What Are the Advantages of a Management Consulting Career?
Below are the four most commonly cited advantages of working as a management consultant.
The five-digit salary has consistently attracted new recruits and kept incumbents in the industry. Depending on the size of the firm, the country, and the assigned responsibilities, new graduates who get hired usually receive a five-digit salary. In addition to the generous compensation, consultants receive allowances, insurance, and other benefits. During a time of economic crisis, this package is an incentive to many job seekers.
The responsibilities of a management consulting position will sharpen a consultant’s analytical, organizational, and communication skills. These capabilities are utilized on a daily basis and therefore improve with extended experience. Even if a consultant decides to leave the industry, he or she will be able to employ these enhanced skills in future positions.
A consultant’s responsibilities can be summarized as an individual who helps an organization improve its efficiency and profits. The research studies and market segmentation and competition analyses are focused on company growth, which indirectly help thousands of employees. This goal gives consultants noble aspirations and they continually enhance their knowledge as the job is highly intellectual.

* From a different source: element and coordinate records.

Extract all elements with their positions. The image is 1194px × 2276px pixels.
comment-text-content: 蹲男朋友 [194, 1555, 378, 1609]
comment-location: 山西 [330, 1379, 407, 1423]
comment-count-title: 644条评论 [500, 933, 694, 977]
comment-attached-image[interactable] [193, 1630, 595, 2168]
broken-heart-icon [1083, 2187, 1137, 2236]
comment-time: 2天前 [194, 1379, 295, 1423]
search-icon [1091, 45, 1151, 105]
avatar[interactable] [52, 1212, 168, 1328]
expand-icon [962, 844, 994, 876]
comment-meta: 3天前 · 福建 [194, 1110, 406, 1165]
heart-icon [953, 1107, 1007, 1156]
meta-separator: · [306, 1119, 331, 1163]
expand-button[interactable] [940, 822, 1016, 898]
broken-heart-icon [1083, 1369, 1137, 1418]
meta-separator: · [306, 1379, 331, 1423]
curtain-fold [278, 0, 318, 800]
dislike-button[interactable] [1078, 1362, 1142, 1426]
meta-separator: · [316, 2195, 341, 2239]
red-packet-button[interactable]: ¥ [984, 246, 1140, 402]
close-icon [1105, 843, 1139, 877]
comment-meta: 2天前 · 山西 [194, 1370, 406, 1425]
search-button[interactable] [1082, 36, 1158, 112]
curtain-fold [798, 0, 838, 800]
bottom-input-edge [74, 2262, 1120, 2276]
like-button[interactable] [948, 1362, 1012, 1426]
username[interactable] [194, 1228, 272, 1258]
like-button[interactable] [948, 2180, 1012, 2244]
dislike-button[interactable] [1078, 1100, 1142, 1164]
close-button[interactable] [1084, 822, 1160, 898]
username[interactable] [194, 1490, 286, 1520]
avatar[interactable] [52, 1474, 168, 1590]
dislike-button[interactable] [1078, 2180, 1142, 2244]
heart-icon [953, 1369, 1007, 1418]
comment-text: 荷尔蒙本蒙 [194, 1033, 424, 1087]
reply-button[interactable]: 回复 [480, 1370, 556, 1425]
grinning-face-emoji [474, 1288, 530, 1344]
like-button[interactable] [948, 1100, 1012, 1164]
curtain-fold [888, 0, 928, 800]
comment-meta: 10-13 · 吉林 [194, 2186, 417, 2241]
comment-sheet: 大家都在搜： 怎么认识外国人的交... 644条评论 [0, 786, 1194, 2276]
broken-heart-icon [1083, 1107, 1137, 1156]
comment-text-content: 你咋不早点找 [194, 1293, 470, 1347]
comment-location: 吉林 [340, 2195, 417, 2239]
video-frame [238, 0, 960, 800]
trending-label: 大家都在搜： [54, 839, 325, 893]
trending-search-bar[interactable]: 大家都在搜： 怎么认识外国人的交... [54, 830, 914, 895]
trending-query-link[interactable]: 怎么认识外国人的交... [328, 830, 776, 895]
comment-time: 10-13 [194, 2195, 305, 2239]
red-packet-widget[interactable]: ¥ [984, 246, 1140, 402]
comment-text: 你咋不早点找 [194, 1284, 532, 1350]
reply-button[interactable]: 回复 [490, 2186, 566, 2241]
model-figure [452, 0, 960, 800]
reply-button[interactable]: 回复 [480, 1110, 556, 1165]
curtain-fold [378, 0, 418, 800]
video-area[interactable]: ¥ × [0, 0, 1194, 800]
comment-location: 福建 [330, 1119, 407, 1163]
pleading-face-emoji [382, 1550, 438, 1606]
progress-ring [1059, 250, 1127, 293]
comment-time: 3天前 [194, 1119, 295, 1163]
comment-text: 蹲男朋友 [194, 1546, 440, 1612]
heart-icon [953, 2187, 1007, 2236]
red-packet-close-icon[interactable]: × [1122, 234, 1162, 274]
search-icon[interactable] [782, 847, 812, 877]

Consultants are assigned to work for different clients on diverse projects. Because of this, they can widen their network without putting forth much effort. Their connections, if properly nurtured, can lead to more opportunities, better employment, and lasting friendships.
What Are the Disadvantages of a Management Consulting Career?
The management consulting position also has disadvantages; four of which are listed below:
Because of the nature of their job, management consultants work long hours, anywhere from 60 to 80 hours per week. Their time is consumed with client and team meetings, interviews, workshops, problem solving, focused group discussions, and client communication. Hence, consultants need to work extra hours to conduct analyses and evaluations so they can timely and expertly comply with a client’s demands.
Working hours do vary among firms, but in top-tier management consulting firms such as McKinsey, Bain, Booz, and BCG, expect to work over 60 hours a week on average.
One of the common misconceptions of aspiring consultants is that traveling is a glamorous part of a management consulting career. At first, traveling can be exciting, but when consultants realize how much of their time is spent on planes and in hotels, they miss the comforts of home. Traveling can also be exhausting; consultants are constantly adjusting to a new environment, new culture, and diverse people. Furthermore, consultants do not have time for leisure and sightseeing during their trips because they are consumed with work.
Lack of Family Time
Because consultants spend a majority of their time working and traveling, they sacrifice time with their families. When they come home after work, their family has finished dinner and the kids are already asleep. Because of the demands of the job, missing birthdays, anniversaries, and other family gatherings is a common occurrence. Consultants need optimum discipline to manage their time.
The research, analyses, and heavy workload can cause stress for any management consultant. In addition, consultants frequently deal with chaotic management and difficult employees. Consulting team members don’t always get along because of differences in perspectives and personalities.
If you add up all the disadvantages listed above, you will realize that it can be extremely stressful to be a management consultant.